Last week, the office of Switzerland’s National Contact Point (NCP), which promotes Swiss compliance with various OECD guidelines, quietly issued what may turn out to be a very important ruling. The NCP accepted a petition from the Building and Wood Workers’ International (BWI) regarding FIFA’s obligation to protect migrant construction workers in Qatar, the planned venue for its 2022 World Cup tournament. The ruling essentially rejected FIFA’s arguments that as a not-for-profit it is exempted from OECD guidelines, and that the organization cannot directly influence standards in Qatar.
The NCP will now host a dialogue between BWI and FIFA, with the aim of reaching an agreement between the two parties. In addition addressing the ways in which FIFA can help ensure improved labor standards in future hosting scenarios, the parties will discuss steps the sports governing body can take to pressure the Qatar Government to better protect the rights of workers already there.
Several contingencies will determine whether the ruling will have a meaningful impact on the situation of migrant workers in the Gulf and beyond. The first is whether the upcoming discussions will lead to an agreement essentially in line with BWI’s demands, or if FIFA will once again fail to commit to significant measures. The second revolves around the question of specific leverage points that FIFA may have vis-à-vis Qatar. FIFA will likely continue to argue, as it consistently has, that it cannot influence the situation because hosting rights have already been awarded to Qatar and because it does not control the companies undertaking construction projects there. In reality, FIFA can threaten to initiate proceedings to rescind Qatar’s hosting rights, and can work with its own corporate sponsors on strategies for change.

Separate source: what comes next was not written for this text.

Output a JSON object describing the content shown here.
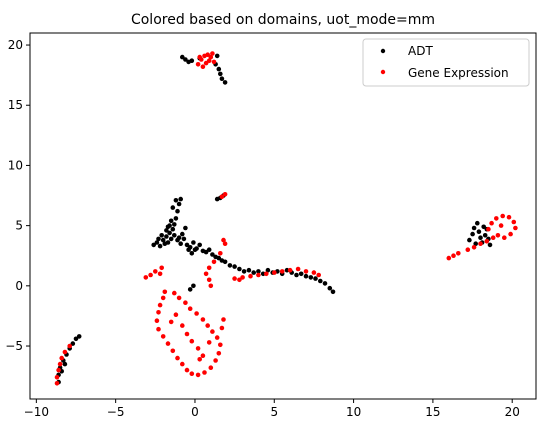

Moreover, while the ruling to accept BWI’s petition does not carry broader legal force, the decision and ensuing dialogue can serve as important precedents for other OECD states grappling with the supply chain responsibilities of multinational corporations based in their respective jurisdictions. This particular case relates to a Swiss-based sporting entity's business relationship with a Gulf government, but it would not be difficult to argue that the same thinking should apply to Swiss-based construction firms that operate internationally, and eventually to construction firms and other companies based in all OECD member states. If the dialogue does result in a set of meaningful commitments, it could form the basis for broader discussions on these industries’ roles.
This is not the first time that the Swiss NCP has entered the fray on corporate supply chain responsibility. In 2011, it accepted a complaint by the European Centre for Constitutional and Human Rights (ECCHR) against a Swiss-based company that the ECCHR alleged had purchased cotton produced by child labor in Uzbekistan. The resulting dialogue led to an agreement on steps the company would take to help fight the phenomenon. The ruling reinforced other high-profile civil society campaigns on the issue, and over the past few years the number of child laborers working on cotton in Uzbekistan declined.
Now, the Swiss NCP and BWI have given FIFA officials yet another – and maybe final – opportunity to take meaningful action for the rights of workers in Qatar. Let’s hope they don’t once again pass it up.